Dipimpin oleh Pangkostrad Edy Rahmayadi, prestasi sepak bola tinggal menunggu waktu semakin menukik. Kita lihat saja ajang yang sedang berlangsung, Liga 1 Gojek Traveloka, belum melahirkan permainan klub dan pemain lokal berkualitas tinggi. Mereka merata di bawah standar, jangankan Asia level Asia Tenggara masih bisa diperdebatkan.
Efeknya adalah jika mereka ditarik ke tim nasional. Memang belum terbukti dengan prestasi karena sejak kepengurusan era Edy, tim nasional belum pernah mengikuti kejuaraan resmi. Namun bisa dilihat, timnas yang diarsiteki oleh Luis Milla, sejauh ini belum menunjukkan peningkatan yang signifikan.
Bagai Bom Waktu
Wiranto dan Rahmayadi serta ketua umum cabang berjenis seperti mereka bagai bom waktu yang dipasang oleh para pemilih, yang telah menempatkan mereka sebagai ketua umum.
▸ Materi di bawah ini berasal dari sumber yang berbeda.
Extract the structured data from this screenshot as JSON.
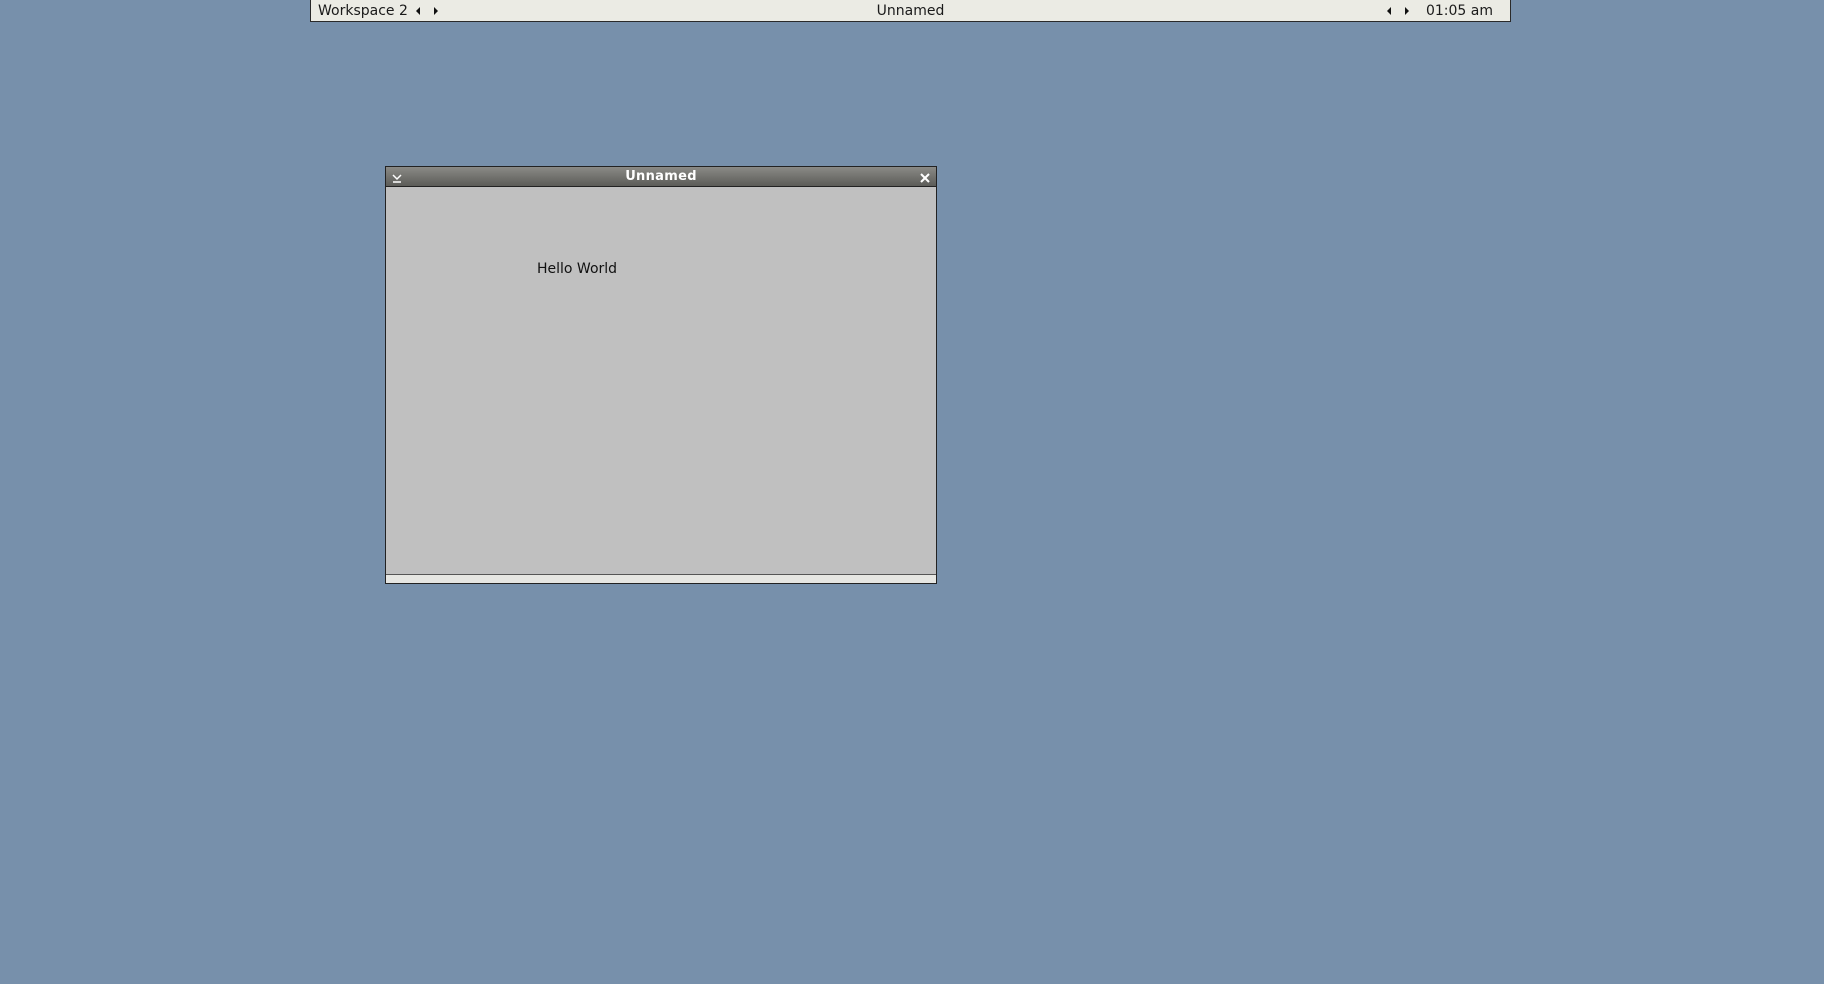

Bom ini bisa meledak sewaktu-waktu dan menurunkan prestasi olahraga Indonesia pada umumnya.
Sebenarnya bisa saja pihak Menpora mengambil alih pengawasan yang lebih ketat, tapi lagi-lagi melihat ketua umumnya lebih tinggi jabatannya di pemerintahan, si Menteri jadi kikuk dan hanya bisa berkonsultasi dengan kepala bidang.
Beruntung pula ada Satlak Prima yang berada di bawah Kemenpora, dari ketuanya (Achmad Soetjipto/pensiunan KSAL) dan jajarannya bekerja penuh waktu. Tapi lagi-lagi, karena ketua cabangnya super sibuk, evaluasi dan monitoring pun bisa menjadi kurang tuntas.
Jalan keluar yang bisa dilakukan sesegera mungkin adalah mengangkat ketua harian yang fulltime dan full wewenang. Pihak Kemenpora bisa menginstruksikan kebijakan ini. Tujuannya agar organisasi dan prestasi terawasi dengan ketat. Bukan hanya kepada sekretaris jendral untuk penuh waktu tapi juga ketua harian yang mampu membawahi bidang-bidang dalam struktur organisasi.
Untuk selanjutnya, Kemenpora bisa mengeluarkan keputusan untuk tidak lagi menempatkan pejabat publik sebagai ketua umum organisasi cabang olahraga, tingkat nasional maupun daerah. Saat ini sudah banyak non-pejabat publik yang mampu menjadi ketua umum suatu cabang. Mereka belum saja diberikan kesempatan lebar-lebar bahwa olahraga bisa menjadi ladang industri dengan mengelolanya secara profesional tinggi.
Sangat tertinggal jauh kita kalau cabang-cabang populer yang di luar negeri sudah menjadi ladang industri internasional, di dalam negeri masih saja dikelola secara amatiran. Para pemilik suara masih saja menempatkan pejabat publik yang tidak memilik waktu banyak mengurusi organisasi menjadi ketua umumnya.
Kalau sudah begini, kita diingatkan lagi, kapan mau revolusi mental?
Lilianto Apriadi
* Penulis adalah jurnalis senior dan pengajar ilmu komunikasi.